We should implement this workaround to ensure correct behaviour of the app and stability of the tests.

sylvlecl commented 1 month ago

Actually a duplicate of https://github.com/AntaresSimulatorTeam/AntaREST/issues/1416

sylvlecl commented 1 month ago

As previously identified by the team, in our case it's likely that the watcher service is causing those issues, see logs above where we see the watcher scanning in close timestamps from our upgrade.

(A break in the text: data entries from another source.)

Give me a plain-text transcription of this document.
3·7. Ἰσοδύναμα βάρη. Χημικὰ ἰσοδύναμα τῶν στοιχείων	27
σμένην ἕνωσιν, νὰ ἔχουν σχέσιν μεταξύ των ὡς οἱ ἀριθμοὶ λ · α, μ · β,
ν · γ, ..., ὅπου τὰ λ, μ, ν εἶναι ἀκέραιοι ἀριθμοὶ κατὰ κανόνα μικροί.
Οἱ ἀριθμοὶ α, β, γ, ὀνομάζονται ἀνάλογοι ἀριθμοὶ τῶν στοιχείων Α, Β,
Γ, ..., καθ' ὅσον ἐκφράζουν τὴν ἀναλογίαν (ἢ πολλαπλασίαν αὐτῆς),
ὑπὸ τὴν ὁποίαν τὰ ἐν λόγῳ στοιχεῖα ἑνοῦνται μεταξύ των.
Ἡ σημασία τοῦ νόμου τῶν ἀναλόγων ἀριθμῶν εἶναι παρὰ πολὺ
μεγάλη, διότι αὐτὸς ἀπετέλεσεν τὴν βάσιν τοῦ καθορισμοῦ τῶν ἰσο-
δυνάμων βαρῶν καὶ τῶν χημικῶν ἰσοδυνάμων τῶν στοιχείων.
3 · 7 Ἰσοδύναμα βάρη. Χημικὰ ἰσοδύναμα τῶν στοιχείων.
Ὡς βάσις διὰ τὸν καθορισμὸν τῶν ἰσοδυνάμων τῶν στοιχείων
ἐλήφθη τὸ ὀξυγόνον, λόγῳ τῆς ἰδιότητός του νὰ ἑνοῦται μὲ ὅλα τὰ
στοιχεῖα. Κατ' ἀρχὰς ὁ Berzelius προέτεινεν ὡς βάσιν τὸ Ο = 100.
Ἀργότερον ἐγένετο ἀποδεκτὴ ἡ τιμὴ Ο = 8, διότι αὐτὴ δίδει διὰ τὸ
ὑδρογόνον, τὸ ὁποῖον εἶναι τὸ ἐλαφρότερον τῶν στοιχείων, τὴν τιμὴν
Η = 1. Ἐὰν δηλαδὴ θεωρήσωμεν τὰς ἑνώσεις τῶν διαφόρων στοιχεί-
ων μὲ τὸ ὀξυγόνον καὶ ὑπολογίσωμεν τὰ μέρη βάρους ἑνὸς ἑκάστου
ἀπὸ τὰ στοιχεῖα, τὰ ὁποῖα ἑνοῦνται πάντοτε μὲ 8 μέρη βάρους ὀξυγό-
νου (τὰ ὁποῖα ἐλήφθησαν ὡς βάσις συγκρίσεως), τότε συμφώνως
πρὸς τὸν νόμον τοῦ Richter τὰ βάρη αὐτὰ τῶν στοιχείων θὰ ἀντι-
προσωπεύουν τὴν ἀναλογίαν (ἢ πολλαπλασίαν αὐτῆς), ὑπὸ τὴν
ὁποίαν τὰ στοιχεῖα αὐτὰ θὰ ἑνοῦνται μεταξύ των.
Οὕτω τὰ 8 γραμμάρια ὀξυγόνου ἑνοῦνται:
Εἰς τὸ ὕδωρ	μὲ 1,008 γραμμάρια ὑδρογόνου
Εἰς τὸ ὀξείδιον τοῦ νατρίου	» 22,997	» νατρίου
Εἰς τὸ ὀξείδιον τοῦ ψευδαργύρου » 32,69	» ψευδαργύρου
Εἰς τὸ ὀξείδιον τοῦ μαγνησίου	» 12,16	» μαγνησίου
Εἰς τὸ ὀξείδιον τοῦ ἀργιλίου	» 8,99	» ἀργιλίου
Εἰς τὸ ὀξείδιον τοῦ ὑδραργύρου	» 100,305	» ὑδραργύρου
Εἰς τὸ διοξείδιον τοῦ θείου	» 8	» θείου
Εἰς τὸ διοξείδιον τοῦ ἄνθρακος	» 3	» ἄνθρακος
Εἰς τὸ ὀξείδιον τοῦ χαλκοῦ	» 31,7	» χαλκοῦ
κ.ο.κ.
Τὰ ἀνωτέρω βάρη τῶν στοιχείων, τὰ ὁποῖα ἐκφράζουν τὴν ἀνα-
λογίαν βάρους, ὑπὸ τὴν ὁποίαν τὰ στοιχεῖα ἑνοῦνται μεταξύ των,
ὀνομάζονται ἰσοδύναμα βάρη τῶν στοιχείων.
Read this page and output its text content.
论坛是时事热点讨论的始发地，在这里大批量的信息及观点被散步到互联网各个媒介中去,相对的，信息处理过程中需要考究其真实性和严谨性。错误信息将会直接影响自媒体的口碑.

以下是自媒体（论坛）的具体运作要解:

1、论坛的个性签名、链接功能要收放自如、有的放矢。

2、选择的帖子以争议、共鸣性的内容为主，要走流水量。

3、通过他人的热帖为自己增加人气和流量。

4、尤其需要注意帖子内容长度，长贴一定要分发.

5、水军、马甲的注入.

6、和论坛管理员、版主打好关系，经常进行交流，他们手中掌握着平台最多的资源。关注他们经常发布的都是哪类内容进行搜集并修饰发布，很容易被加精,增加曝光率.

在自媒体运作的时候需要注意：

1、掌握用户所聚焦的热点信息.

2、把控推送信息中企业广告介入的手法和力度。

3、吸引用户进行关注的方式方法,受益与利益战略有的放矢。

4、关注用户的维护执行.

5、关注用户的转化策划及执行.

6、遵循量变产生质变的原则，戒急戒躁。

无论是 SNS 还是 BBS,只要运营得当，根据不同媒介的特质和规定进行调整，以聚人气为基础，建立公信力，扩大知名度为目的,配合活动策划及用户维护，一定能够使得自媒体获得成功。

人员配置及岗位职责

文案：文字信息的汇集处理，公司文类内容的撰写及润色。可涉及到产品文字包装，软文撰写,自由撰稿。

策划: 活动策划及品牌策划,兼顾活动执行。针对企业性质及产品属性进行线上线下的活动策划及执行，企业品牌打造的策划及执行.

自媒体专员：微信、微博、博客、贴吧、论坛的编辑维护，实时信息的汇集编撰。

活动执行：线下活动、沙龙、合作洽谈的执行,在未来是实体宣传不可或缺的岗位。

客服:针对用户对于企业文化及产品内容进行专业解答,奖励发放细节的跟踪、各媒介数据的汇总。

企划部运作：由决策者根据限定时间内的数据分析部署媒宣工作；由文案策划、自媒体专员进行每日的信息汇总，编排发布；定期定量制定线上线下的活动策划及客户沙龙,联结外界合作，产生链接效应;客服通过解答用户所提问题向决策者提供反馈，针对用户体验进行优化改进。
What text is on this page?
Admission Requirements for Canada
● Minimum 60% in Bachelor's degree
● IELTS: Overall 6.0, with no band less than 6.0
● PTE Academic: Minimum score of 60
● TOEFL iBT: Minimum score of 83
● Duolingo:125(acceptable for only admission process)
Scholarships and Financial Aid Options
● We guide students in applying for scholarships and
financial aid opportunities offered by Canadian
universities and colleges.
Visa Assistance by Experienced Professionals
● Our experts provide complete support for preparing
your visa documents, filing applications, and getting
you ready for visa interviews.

Starting from here, we can imagine 2 solutions :

  1. the same as above, based on retries
  2. another one based on study locks (file lock). Feasibility here is not obvious

So at least in a first time, we can implement the retry mechanism.

sylvlecl commented 1 month ago

More digging again: we actually see in the logs that the watcher scans a temporary study, which it should ignore.

This is another bug that we should fix, which would probably solve the isues we have in unit tests, although not removing the small risk that the situation arises in real life on windows environments.